A link among endotoxemia, LBP and sCD14 release, cytokine production, and clinical activity is indicated by the normalization of these variables after medical treatment. Therapies including an elemental diet,34 prednisolone,35 and anti-TNF antibodies36 have been found to induce clinical remission and decreased gut permeability in patients with active IBD. Our results did not detect an association between different therapies and endotoxemia. Thus, reduced endotoxemia may be a consequence of the ameliorated intestinal permeability after treatment, which does not seem to be related with differences in medication. However, as recent studies have demonstrated, an endotoxin challenge is able to promote neutrophil recruitment from circulation into the gut mucosa, causing increased intestinal permeability.37 Under this scenario, a definition of causality is difficult to establish because both factors, endotoxin and intestinal permeability, at the same time also are secondary, perpetuating and worsening the processes in the intestinal mucosa. Further studies exploring the mucosa of IBD patients may help to define the contribution of endotoxemia to systemic and intestinal inflammation.

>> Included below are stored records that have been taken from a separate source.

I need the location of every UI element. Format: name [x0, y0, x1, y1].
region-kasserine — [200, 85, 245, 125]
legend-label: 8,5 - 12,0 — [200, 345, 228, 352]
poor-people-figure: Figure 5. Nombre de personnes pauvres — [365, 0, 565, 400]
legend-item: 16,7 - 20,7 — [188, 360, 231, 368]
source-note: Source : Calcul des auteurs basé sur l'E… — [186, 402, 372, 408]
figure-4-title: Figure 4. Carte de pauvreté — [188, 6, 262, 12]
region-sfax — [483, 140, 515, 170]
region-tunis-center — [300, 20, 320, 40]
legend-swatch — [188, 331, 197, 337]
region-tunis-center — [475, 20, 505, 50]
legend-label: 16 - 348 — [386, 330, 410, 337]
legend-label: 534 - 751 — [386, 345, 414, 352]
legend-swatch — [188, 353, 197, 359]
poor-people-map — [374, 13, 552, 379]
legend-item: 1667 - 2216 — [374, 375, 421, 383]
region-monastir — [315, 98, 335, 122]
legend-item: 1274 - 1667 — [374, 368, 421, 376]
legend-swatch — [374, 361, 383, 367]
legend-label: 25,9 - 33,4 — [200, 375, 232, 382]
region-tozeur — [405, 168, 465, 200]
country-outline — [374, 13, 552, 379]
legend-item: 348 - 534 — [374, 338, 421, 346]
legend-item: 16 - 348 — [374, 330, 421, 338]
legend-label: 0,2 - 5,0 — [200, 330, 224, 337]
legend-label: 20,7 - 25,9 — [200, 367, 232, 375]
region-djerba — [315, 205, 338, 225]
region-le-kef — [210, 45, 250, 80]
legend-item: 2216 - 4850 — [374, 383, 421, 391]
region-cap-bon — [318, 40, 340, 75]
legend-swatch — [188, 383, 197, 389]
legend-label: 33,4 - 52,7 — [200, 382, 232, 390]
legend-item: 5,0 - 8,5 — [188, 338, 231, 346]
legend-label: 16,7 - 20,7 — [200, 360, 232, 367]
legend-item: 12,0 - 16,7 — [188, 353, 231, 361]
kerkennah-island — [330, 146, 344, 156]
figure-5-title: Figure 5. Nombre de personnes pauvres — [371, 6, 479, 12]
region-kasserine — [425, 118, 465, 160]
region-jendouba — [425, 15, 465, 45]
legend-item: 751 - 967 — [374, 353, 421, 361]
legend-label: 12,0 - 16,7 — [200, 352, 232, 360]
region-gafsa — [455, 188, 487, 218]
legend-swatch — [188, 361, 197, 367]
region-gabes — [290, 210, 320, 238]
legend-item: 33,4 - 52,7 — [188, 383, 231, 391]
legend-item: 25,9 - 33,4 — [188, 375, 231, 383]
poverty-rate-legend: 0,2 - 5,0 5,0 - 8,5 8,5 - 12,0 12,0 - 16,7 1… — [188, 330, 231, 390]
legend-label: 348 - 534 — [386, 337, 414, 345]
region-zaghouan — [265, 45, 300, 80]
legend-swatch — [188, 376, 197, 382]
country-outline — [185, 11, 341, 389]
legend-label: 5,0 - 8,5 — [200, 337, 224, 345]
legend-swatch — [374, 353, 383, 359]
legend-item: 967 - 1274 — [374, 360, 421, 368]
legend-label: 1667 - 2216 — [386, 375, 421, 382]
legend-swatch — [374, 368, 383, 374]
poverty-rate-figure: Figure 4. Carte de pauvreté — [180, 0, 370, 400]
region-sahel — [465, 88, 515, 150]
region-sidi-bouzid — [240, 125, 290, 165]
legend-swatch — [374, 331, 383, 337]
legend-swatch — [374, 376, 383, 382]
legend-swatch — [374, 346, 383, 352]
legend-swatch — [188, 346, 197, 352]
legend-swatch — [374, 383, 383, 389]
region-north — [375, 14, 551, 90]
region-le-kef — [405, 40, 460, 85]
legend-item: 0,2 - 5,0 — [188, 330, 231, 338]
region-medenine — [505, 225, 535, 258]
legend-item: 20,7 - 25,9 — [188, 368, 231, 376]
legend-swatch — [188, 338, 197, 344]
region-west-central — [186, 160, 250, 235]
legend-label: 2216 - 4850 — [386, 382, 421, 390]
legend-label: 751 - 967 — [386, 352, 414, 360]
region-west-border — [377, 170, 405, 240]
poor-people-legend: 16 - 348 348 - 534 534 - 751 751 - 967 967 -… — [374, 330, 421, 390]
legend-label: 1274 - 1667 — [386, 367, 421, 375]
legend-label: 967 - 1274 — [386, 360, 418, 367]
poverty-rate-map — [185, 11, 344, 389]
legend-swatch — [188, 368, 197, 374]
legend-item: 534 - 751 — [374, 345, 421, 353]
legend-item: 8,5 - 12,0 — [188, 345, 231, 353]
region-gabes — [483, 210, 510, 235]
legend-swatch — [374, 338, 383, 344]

We hypothesize that if increased intestinal permeability and subsequent endotoxemia were a consequence of mucosal inflammation, the percentage of patients affected by systemic endotoxemia would be higher if the affected site was at greater risk of allowing the passage of macromolecules, such as the small bowel.38 Effectively, in some series, increased permeability has been shown to be more common in small bowel CD than in colonic CD.39 Nevertheless, our results indicated no relationship between plasma endotoxin level and the affected site in CD, whether inactive or active. In UC, we found differences in endotoxin and LBP levels between distal and fully extended disease, suggesting that the complete spread of the inflammatory process itself, rather than the location of the lesions, could condition the magnitude of the endotoxin challenge.
Taken together, our results support the hypothesis that passage of enteric bacterial products into circulation contributes to the inflammatory response in IBD patients. Endotoxemia defines a subset of active IBD patients with increased LBP and sCD14 levels and excess proinflammatory cytokine production, rendering worse clinical activity scores. We hypothesize that it is the disturbed permeability of the gut mucosa that is responsible for the high endotoxin levels in these patients. The link between plasma LBP and endotoxin levels confirms our previous finding that this protein is a useful marker of bacterial challenge.40 Further studies could possibly confirm the usefulness of this determination in IBD.